What explains that massive shift from overwhelming support to solid opposition? The McLaughlins appear to think it was something the Democrats did. That does not hold up, for two reasons. First, full-throated Democratic opposition to the war didn’t lead public opinion beyond the Democratic base, it followed it. Presidential candidate John Kerry danced around Iraq in 2004, and in 2004 few Democrats in competitive races had opposed the war, or if they had, their messaging on Iraq was defensive, rather than an attack on their opponent for supporting Bush’s war. Even in early 2006, most highly-touted Democratic Congressional candidates challenging pro-war Republicans were timid in their criticism of the Iraq war.
What changed public opinion about the war was not what Democrats said about it, it was the war itself.

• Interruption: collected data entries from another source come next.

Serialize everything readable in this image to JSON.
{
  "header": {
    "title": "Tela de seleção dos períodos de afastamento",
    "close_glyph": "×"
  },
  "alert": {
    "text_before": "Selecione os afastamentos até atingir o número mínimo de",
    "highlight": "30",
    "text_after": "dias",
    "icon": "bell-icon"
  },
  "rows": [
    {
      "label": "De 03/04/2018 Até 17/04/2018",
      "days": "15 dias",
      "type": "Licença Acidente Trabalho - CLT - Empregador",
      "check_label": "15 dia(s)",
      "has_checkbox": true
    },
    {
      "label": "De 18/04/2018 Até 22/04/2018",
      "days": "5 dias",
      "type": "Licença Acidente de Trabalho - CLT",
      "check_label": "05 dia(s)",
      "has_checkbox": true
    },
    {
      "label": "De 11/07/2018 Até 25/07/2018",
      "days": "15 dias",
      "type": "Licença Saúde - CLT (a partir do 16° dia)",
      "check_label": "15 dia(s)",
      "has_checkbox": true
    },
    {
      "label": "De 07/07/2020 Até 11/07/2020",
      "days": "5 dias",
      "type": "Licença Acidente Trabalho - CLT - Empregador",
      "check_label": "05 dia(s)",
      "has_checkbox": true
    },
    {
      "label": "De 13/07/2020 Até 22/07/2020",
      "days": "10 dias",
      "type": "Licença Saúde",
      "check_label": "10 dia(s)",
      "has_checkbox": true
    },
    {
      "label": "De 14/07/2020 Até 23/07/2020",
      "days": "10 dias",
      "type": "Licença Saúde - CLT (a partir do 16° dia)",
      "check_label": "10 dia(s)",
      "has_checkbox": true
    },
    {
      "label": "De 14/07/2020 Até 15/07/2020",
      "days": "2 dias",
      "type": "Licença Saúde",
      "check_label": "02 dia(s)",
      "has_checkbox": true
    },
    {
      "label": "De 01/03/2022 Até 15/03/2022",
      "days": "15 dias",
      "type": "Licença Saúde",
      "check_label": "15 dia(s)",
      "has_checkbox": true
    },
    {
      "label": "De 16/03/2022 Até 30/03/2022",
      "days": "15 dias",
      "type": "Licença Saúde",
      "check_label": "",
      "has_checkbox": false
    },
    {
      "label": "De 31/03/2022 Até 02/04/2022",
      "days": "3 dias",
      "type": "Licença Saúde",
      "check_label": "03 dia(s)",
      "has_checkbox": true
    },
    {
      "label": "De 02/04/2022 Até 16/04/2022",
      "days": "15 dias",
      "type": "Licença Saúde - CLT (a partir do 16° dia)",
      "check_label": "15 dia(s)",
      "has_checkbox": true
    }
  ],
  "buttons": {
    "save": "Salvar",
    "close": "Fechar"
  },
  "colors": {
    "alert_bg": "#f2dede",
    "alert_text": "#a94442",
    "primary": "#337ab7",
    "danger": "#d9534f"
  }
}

Most who supported the war bought the story pitched by Bush and the neocons, that it would be a quick war, and then Arab democracy would flourish across the Middle East. But US casualties never came down:
And it was not just US casualties that soured Americans on the Iraq debacle, it was that things in Iraq looked in some ways even worse than before the invasion. What got to voters were the daily reports of rampant killing in Central Iraq, in particular the “religious cleansing” of Baghdad, which hit a peak right before the 2006 election:
Claiming what drove up Bush’s negatives was Democrats driving up disapproval of the war is dumb, and it’s also insulting to American voters. Voters are often ill-informed, and can often succumb to clever campaigns of deception, like the Iraq WMD story. But after a while, if they’re confronted with a reality that is hard to deny, most voters will incorporate that reality in to their beliefs and–sometimes–their voting behavior. In 2006 a lot of Americans saw that large numbers of US soldiers were still being maimed and killed in Iraq, and that things in Iraq had gotten horribly worse. Only a third of independents believed the US would succeed in Iraq. Those voters realized that the Iraq war had been a disaster, so they voted against the Republicans. Democrats didn’t win big in 2006 because of turnout–Democrats were 38% of the electorate, Republicans 36%–but because of an 18 point advantage among independents. [Incidentally, in 2010 Republicans won independents by 19 points.]
Iraq didn’t hurt Bush because Democrats succeeded at convincing voters of their illusions at the expense of Republican illusions. No, Iraq hurt Bush and his fellow Republicans because Iraq fell apart, and with it the rationale for the invasion and occupation. It was obviously a failure. To think it was spin over reality appears to be a problem rampant not only among the GOP primary electorate, but a good many of its consultants and strategists as well.